Transitioning from a traditional mindset into an agility-focused retailer isn’t easy, but Foot Locker is taking notes from the new breed by leveraging its community to not just seek out a transaction, but also become an indispensable part of their lives. The athletic footwear and apparel retailer recently launched its Los Angeles community store to act as a culture hub for local consumers, artists and families and ultimately build significant connections with these shoppers.
In a Sourcing Summit session, Frank Bracken, executive vice president, general manager and CEO North America, Foot Locker, noted that millennials and Gen Z shoppers alike tend to feel disenfranchised and lonely, making it pivotal for the stores to foster genuine connections.
“We talk about humanity and personal relationships and as old and legacy as that sounds, shoppers can just come into our stores and talk with one of our associates about sneaker culture or the Lakers winning the NBA Championship,” Bracken said. “You stop by the Compton store and see the excitement, the lineups, the anticipation of what shoe is dropping. That’s a real thing that happens, and that spontaneity is something we sometimes take for granted.”

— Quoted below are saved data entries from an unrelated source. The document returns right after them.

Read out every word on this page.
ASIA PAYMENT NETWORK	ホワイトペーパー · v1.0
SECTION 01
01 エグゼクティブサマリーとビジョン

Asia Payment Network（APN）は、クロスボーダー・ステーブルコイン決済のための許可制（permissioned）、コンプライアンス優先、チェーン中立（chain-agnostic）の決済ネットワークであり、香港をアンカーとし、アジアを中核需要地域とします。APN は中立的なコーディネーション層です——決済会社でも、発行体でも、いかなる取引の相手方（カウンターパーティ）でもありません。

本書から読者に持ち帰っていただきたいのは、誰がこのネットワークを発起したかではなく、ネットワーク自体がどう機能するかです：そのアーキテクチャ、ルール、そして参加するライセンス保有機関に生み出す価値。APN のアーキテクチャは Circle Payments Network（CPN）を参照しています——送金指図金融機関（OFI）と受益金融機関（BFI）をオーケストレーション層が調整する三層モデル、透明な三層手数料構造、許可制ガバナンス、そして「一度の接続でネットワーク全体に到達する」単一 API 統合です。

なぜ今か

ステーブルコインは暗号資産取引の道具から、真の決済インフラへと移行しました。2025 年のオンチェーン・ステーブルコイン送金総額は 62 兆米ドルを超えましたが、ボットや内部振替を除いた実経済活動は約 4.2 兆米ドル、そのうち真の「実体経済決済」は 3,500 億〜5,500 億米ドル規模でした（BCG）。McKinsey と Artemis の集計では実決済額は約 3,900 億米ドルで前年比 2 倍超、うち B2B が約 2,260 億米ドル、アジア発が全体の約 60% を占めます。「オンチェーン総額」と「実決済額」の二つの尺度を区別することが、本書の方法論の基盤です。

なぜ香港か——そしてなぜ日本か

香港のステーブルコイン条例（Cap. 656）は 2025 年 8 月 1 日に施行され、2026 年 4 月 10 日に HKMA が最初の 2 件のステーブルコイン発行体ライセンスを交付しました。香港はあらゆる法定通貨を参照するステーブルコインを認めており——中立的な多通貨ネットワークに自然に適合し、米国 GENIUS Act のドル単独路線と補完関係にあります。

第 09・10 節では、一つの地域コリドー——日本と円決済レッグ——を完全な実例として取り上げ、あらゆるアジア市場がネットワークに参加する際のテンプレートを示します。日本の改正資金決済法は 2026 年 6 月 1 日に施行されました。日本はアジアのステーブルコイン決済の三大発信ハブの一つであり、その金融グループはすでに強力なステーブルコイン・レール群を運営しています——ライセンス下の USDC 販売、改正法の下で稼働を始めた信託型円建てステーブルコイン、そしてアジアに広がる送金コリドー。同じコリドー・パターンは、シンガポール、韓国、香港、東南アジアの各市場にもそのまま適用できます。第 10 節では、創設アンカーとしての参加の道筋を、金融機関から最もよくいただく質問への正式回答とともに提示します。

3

Sucharita Kodali, vice president and principal analyst at Forrester, encourages retailers to examine data throughout the full lifecycle of the business, whether it’s coming from merchandising, store associates, fulfillment or back-end operations like a warehouse or a call center.
And while companies don’t always have access to (or don’t know how to interpret) competitive insights, she said this data is useful in understanding lifetime value or thinking about different personalization tactics.
“So much of the data you have is from the same people that you’re looking at, but the best and most brilliant data is often when you’re able to step back and have that 30,000-to-50,000-square-foot view of what else is happening in the landscape,” Kodali said.
Kodali highlighted StyleSage and Edited as tools retailers should be prioritizing to parse industrywide market data.
The panel further focused on which apparel retailers have managed to stand out, how formats such as popups and dark stores have come to fruition, and retailers’ evolving relationships with landlords.